Babska dusza
<<< Dane tekstu >>> | |
Autor | |
Tytuł | Babska dusza |
Podtytuł | Szkic wiejski |
Pochodzenie | Przy kominku |
Wydawca | A. G. Dubowski i R. Gajewski |
Data wyd. | 1896 |
Druk | Emil Skiwski |
Miejsce wyd. | Warszawa |
Źródło | Skany na Commons |
Inne | Pobierz jako: EPUB • PDF • MOBI Cały zbiór |
Indeks stron |
Szary był dzień jesienny.

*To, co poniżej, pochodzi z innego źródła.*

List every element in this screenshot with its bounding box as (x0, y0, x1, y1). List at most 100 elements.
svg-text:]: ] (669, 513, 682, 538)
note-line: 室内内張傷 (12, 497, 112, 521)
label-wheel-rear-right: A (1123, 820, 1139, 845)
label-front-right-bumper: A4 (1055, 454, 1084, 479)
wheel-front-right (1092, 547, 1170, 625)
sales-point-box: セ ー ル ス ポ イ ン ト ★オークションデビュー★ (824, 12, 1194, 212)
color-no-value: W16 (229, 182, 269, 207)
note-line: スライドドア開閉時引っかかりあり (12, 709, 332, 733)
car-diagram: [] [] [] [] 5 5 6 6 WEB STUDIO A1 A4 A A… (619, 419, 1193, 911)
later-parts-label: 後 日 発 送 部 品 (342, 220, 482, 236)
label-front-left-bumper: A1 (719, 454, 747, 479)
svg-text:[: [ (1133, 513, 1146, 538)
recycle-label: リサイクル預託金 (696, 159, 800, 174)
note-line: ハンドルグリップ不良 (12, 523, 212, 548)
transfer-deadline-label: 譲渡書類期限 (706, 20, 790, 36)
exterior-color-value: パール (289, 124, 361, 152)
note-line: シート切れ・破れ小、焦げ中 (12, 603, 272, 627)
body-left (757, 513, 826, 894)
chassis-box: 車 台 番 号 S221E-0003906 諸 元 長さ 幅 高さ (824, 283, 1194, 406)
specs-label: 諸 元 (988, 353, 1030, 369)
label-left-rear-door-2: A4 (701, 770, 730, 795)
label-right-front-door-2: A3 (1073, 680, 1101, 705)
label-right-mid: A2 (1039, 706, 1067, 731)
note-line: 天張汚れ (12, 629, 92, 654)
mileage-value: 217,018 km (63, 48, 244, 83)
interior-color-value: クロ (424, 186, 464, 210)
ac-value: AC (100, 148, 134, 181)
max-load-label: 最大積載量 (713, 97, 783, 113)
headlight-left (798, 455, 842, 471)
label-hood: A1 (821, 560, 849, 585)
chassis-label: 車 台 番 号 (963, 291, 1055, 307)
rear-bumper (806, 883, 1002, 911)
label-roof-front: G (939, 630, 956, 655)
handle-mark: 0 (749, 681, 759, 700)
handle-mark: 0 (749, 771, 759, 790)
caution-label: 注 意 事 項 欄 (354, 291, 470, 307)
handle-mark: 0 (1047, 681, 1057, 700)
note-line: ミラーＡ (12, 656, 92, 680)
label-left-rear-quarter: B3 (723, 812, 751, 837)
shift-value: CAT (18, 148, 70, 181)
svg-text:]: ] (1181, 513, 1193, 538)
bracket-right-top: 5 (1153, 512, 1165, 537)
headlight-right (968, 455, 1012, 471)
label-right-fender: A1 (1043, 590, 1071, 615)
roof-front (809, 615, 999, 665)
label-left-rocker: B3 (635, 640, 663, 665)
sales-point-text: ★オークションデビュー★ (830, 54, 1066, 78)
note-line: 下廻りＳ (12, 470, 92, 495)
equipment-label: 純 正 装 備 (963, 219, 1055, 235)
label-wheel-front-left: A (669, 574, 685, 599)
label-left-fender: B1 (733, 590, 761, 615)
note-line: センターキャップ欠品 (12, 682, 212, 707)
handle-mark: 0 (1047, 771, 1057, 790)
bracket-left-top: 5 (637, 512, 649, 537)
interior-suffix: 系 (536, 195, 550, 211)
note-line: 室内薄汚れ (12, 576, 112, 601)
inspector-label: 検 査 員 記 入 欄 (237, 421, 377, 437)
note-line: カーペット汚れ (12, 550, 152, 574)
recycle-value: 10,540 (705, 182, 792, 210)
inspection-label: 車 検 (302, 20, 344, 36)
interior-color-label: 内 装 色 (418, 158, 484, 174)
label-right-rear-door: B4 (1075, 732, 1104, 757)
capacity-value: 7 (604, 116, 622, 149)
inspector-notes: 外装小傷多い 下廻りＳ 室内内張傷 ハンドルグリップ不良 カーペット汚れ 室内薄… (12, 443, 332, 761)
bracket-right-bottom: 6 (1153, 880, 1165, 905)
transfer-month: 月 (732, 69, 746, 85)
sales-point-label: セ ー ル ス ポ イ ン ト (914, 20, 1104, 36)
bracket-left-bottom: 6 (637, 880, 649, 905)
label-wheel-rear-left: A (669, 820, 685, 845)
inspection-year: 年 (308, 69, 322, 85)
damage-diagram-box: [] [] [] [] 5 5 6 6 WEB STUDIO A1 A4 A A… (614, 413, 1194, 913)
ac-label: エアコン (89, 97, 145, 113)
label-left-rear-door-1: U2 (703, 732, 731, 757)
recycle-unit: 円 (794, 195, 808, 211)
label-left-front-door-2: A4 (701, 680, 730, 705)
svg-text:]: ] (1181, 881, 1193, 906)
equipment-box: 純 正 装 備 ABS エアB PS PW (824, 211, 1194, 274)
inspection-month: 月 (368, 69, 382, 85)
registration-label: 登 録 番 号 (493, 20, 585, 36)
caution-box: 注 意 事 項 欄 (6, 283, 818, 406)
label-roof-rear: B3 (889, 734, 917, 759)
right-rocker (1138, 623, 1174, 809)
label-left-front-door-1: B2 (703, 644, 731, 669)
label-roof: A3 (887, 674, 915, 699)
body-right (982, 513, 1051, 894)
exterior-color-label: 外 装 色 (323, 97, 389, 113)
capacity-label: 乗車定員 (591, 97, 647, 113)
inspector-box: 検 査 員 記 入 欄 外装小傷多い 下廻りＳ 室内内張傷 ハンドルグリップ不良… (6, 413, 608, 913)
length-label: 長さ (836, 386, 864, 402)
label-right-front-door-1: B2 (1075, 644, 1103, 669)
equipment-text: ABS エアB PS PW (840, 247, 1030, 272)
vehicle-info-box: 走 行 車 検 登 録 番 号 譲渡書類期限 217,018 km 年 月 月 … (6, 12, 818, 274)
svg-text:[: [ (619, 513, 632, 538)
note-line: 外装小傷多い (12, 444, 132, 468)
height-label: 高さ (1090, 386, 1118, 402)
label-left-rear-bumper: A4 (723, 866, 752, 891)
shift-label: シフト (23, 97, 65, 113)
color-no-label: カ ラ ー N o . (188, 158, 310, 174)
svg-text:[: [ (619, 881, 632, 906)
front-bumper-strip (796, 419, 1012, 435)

Chmury zakryły słońce, po szybach karczemki w Zarwańcu łaziły muchy jakby senne... Jankiel Aksamitny, tej karczemki dzierżawca, drzemał, i dwaj chłopi, co przy stole nad próżną już kwartą siedzieli, ziewali co chwila.
Wielki biały kot na kominie spał jak zabity, a nawet wróble na dachu nastroszyły piórka i siedziały osowiałe całkiem i drzemiące.

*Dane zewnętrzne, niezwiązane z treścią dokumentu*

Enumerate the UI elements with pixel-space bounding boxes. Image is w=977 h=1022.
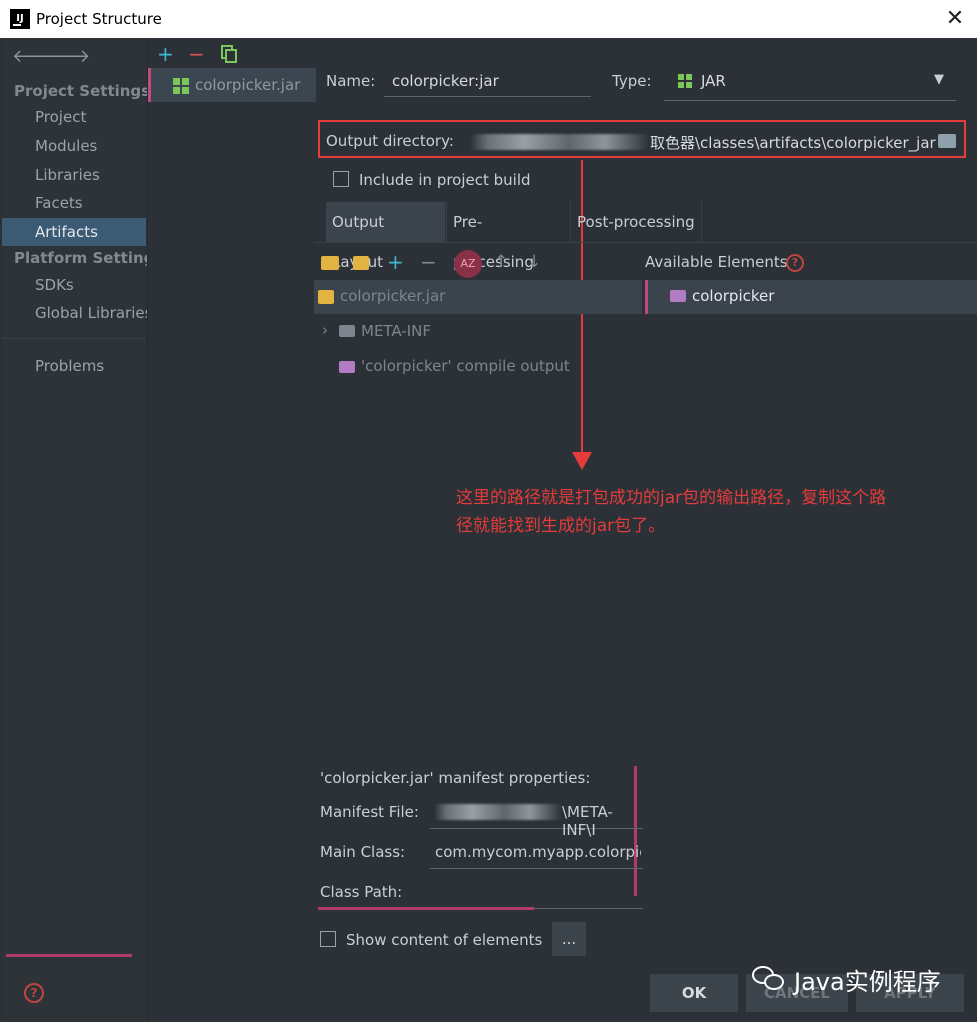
sidebar xyxy=(2,38,146,1020)
add-icon[interactable]: + xyxy=(157,42,174,66)
class-path-label: Class Path: xyxy=(320,883,403,901)
output-directory-label: Output directory: xyxy=(326,132,454,150)
window-title: Project Structure xyxy=(36,10,162,28)
sidebar-divider xyxy=(2,338,146,339)
annotation-line-2: 径就能找到生成的jar包了。 xyxy=(456,516,666,536)
annotation-line-1: 这里的路径就是打包成功的jar包的输出路径，复制这个路 xyxy=(456,488,887,508)
intellij-app-icon: IJ xyxy=(10,9,30,29)
name-field[interactable]: colorpicker:jar xyxy=(384,66,591,97)
remove-icon[interactable]: − xyxy=(188,42,205,66)
include-in-build-label: Include in project build xyxy=(359,171,531,189)
copy-icon-back xyxy=(225,49,237,63)
available-item-colorpicker: colorpicker xyxy=(692,287,775,305)
folder-open-icon[interactable] xyxy=(938,134,956,148)
project-settings-header: Project Settings xyxy=(14,82,151,100)
platform-settings-header: Platform Settings xyxy=(14,249,164,267)
forward-arrow-icon[interactable]: 🡒 xyxy=(42,46,90,67)
sort-alphabetically-icon[interactable]: AZ xyxy=(454,250,482,278)
redacted-path xyxy=(434,804,562,820)
ok-button[interactable]: OK xyxy=(650,974,738,1012)
type-label: Type: xyxy=(612,72,652,90)
sidebar-item-project[interactable]: Project xyxy=(35,108,86,126)
new-archive-icon[interactable] xyxy=(353,256,369,270)
sidebar-item-sdks[interactable]: SDKs xyxy=(35,276,74,294)
manifest-header: 'colorpicker.jar' manifest properties: xyxy=(320,769,591,787)
sidebar-item-libraries[interactable]: Libraries xyxy=(35,166,100,184)
module-folder-icon xyxy=(670,290,686,302)
name-value: colorpicker:jar xyxy=(392,72,499,90)
more-options-button[interactable]: ... xyxy=(552,922,586,956)
annotation-text: 这里的路径就是打包成功的jar包的输出路径，复制这个路 径就能找到生成的jar包… xyxy=(456,484,976,540)
tab-output-layout[interactable]: Output Layout xyxy=(326,202,445,271)
main-class-field[interactable]: com.mycom.myapp.colorpic xyxy=(430,838,643,869)
artifact-list-item-label: colorpicker.jar xyxy=(195,76,301,94)
jar-icon xyxy=(173,78,189,94)
main-class-value: com.mycom.myapp.colorpic xyxy=(435,843,641,861)
tree-root-label: colorpicker.jar xyxy=(340,287,446,305)
remove-element-icon[interactable]: − xyxy=(420,250,437,274)
tree-item-compile-output[interactable]: 'colorpicker' compile output xyxy=(361,357,570,375)
title-bar: IJ Project Structure ✕ xyxy=(0,0,977,38)
redacted-path xyxy=(470,134,650,150)
sidebar-item-artifacts[interactable]: Artifacts xyxy=(35,223,98,241)
available-elements-label: Available Elements xyxy=(645,253,788,271)
tab-post-processing[interactable]: Post-processing xyxy=(570,202,702,242)
manifest-file-field[interactable]: \META-INF\I xyxy=(430,798,643,839)
sidebar-item-global-libraries[interactable]: Global Libraries xyxy=(35,304,152,322)
name-label: Name: xyxy=(326,72,376,90)
jar-icon xyxy=(678,74,692,88)
output-directory-value[interactable]: 取色器\classes\artifacts\colorpicker_jar xyxy=(650,132,936,153)
sidebar-item-problems[interactable]: Problems xyxy=(35,357,104,375)
class-path-field[interactable] xyxy=(430,878,643,909)
module-output-icon xyxy=(339,361,355,373)
add-copy-icon[interactable]: + xyxy=(387,250,404,274)
show-content-label: Show content of elements xyxy=(346,931,543,949)
close-icon[interactable]: ✕ xyxy=(940,4,970,34)
wechat-icon xyxy=(752,964,786,992)
type-value: JAR xyxy=(701,72,726,90)
manifest-file-value: \META-INF\I xyxy=(562,803,613,839)
artifacts-list-pane xyxy=(147,38,314,1020)
watermark-text: Java实例程序 xyxy=(794,968,941,996)
main-class-label: Main Class: xyxy=(320,843,406,861)
chevron-down-icon: ▼ xyxy=(934,72,944,87)
type-dropdown[interactable]: JAR ▼ xyxy=(664,66,956,101)
chevron-right-icon[interactable]: › xyxy=(322,321,328,339)
sidebar-item-facets[interactable]: Facets xyxy=(35,194,83,212)
highlight-underline xyxy=(6,954,132,957)
tab-pre-processing[interactable]: Pre-processing xyxy=(446,202,569,271)
move-up-icon[interactable]: ↑ xyxy=(494,252,508,272)
help-icon[interactable]: ? xyxy=(24,983,44,1003)
sidebar-item-modules[interactable]: Modules xyxy=(35,137,97,155)
new-directory-icon[interactable] xyxy=(321,256,339,270)
tabs-divider xyxy=(314,242,977,243)
jar-archive-icon xyxy=(318,290,334,304)
folder-icon xyxy=(339,325,355,337)
help-icon[interactable]: ? xyxy=(786,254,804,272)
highlight-underline xyxy=(318,907,534,910)
manifest-file-label: Manifest File: xyxy=(320,803,419,821)
tree-item-meta-inf[interactable]: META-INF xyxy=(361,322,431,340)
move-down-icon[interactable]: ↓ xyxy=(527,252,541,272)
include-in-build-checkbox[interactable] xyxy=(333,171,349,187)
annotation-arrow-head xyxy=(572,452,592,470)
show-content-checkbox[interactable] xyxy=(320,931,336,947)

— Ja wam powiadam, kumie Janie — odezwał się nawpół pijany chłop, ziewając — że Bóg miłosierny duszę lekko w człowieku osadził...
— Ale...
— Siedzi ona, chudzina, ta dusza nasza nieśmiertelna, niby piórko we ptaku, albo choćby i ten listek na drzewinie; przyjdzie wiaterek, dmuchnie i już jej niema.
— Nieprawdę powiadacie, kumie Pietrze; dusza jest na moc we człowieku osadzona... i ciężko ją wyrwać...
— Wy swoje, a ja swoje: i ja mam racyę... bo żeby, na to mówiący, była dusza drewniana, toby ją kołeczkiem przybił, albo żeby była żelazna, toby ją na śrubkę i na muterkę przykręcił; ale że ona ni taka ni siaka, ale z ducha jest, to jakże ją przymocować?
— Bóg Najwyższy to obmyślił, a my głupi ludzie nie dojdziemy...
— Zawdy nie na moc...
— Spytajcie się Jankla... Hej Janklu, Janklu, słuchajcie-no!
Żyd się przebudził.
— Co chcecie?
— Powiedzcie nam, czy dusza we człeku mocno siedzi, czy nie?
— Co? Dusza w człowieku? albo ja wiem... Na co wam taka ciekawość? Póki może, to ona siedzi, a jak nie może, to odchodzi. Skąd wam takie myślenie? Wy lepiej pijcie wódkę...
— Kiedy to jest taka rzecz, że trzeba wiedzieć — rzekł Piotr — a Jan się spiera; ja mówię nie mocno, a on powiada mocno...
— Dajcie pokój — rzekł Jankiel — nie wasza głowa na to... nie jesteście rabini, żebyście się mieli takiemi rzeczami zajmować...
— Juści rabin nie jestem, ale wiem, że jak temu dwa lata Michał Żaba, co teraz w kryminale siedzi, żyda zabił...
— Pfe! nie wspominajcie o takiem przykrem zdarzeniu. Niech ten Michał zdechnie w kryminale, niech go robaki zjedzą...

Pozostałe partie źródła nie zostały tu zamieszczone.